I am lucky that he didn't turn his back on me during one of those times I felt the need to make sure he "knew where I stood!" The birthday card he sent me is a treasure. I cried when I read it, just thinking of how wonderful it is to know and be known by this great friend.
Grace, I absolutely think you are great, even though we disagree on some stuff...
I have to say I really don't understand the whole FOTF and Exodus thing about Christians and how they shouldn't be attending the weddings (or committment ceremonies) of gays...
Anyway, I enjoy reading your thoughts, as always.
Angie: I love your distinction between judging and being judgemental. It can be tricky...but...it CAN be done if you care enough to act in love toward others.
Christine: Thanks! I also enjoy reading your thoughts.
Abiding,
Thanks for your encouragement. :)
grace
Back in September my partner and I had a ceremony.
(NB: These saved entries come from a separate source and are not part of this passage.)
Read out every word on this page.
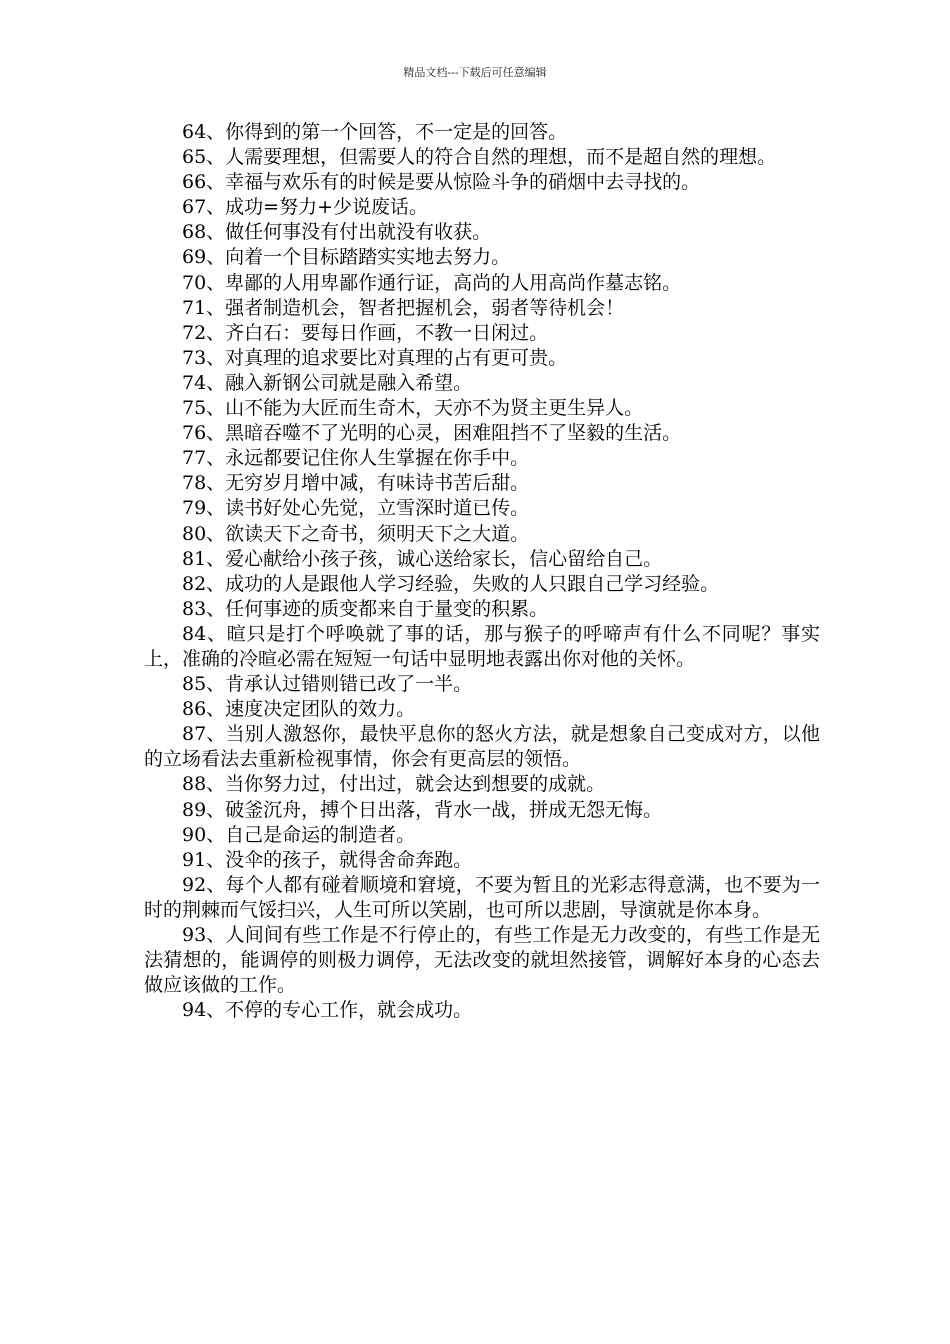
精品文档---下载后可任意编辑

64、你得到的第一个回答，不一定是的回答。

65、人需要理想，但需要人的符合自然的理想，而不是超自然的理想。

66、幸福与欢乐有的时候是要从惊险斗争的硝烟中去寻找的。

67、成功=努力+少说废话。

68、做任何事没有付出就没有收获。

69、向着一个目标踏踏实实地去努力。

70、卑鄙的人用卑鄙作通行证，高尚的人用高尚作墓志铭。

71、强者制造机会，智者把握机会，弱者等待机会！

72、齐白石：要每日作画，不教一日闲过。

73、对真理的追求要比对真理的占有更可贵。

74、融入新钢公司就是融入希望。

75、山不能为大匠而生奇木，天亦不为贤主更生异人。

76、黑暗吞噬不了光明的心灵，困难阻挡不了坚毅的生活。

77、永远都要记住你人生掌握在你手中。

78、无穷岁月增中减，有味诗书苦后甜。

79、读书好处心先觉，立雪深时道已传。

80、欲读天下之奇书，须明天下之大道。

81、爱心献给小孩子孩，诚心送给家长，信心留给自己。

82、成功的人是跟他人学习经验，失败的人只跟自己学习经验。

83、任何事迹的质变都来自于量变的积累。

84、暄只是打个呼唤就了事的话，那与猴子的呼啼声有什么不同呢？事实上，准确的冷暄必需在短短一句话中显明地表露出你对他的关怀。

85、肯承认过错则错已改了一半。

86、速度决定团队的效力。

87、当别人激怒你，最快平息你的怒火方法，就是想象自己变成对方，以他的立场看法去重新检视事情，你会有更高层的领悟。

88、当你努力过，付出过，就会达到想要的成就。

89、破釜沉舟，搏个日出落，背水一战，拼成无怨无悔。

90、自己是命运的制造者。

91、没伞的孩子，就得舍命奔跑。

92、每个人都有碰着顺境和窘境，不要为暂且的光彩志得意满，也不要为一时的荆棘而气馁扫兴，人生可所以笑剧，也可所以悲剧，导演就是你本身。

93、人间间有些工作是不行停止的，有些工作是无力改变的，有些工作是无法猜想的，能调停的则极力调停，无法改变的就坦然接管，调解好本身的心态去做应该做的工作。

94、不停的专心工作，就会成功。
We invited the two catholic ex-nuns who live next to us since we both really like them. They said they prayed daily on whether or not to attend the ceremony or to not go in protest. In the end they came, and had a lovely time. They don't approve of our union, but they wanted to support us anyway, since they knew our beliefs. They told us that they decided to come because they wanted to support our belief in our love and that they didn't approve, but as a show of their respect for our beliefs, they came.
You should support others beliefs even when you don't share them. I personally wouldn't buy a wedding gidt at Target, but you can do what you'd like....lol....
Hi Joe! Thanks for stopping by and your comments. Wise nuns, those.
Don't be hatin' on Target! ;) I love me some Target! Tdub and I registered there when we married as well. I call it Pier 1 and Banana Republic for common folk...which would be me!
But you're right...and I'm sure anyone you purchase for will appreciate your more expensive tastes...I'm sure I would! hehe!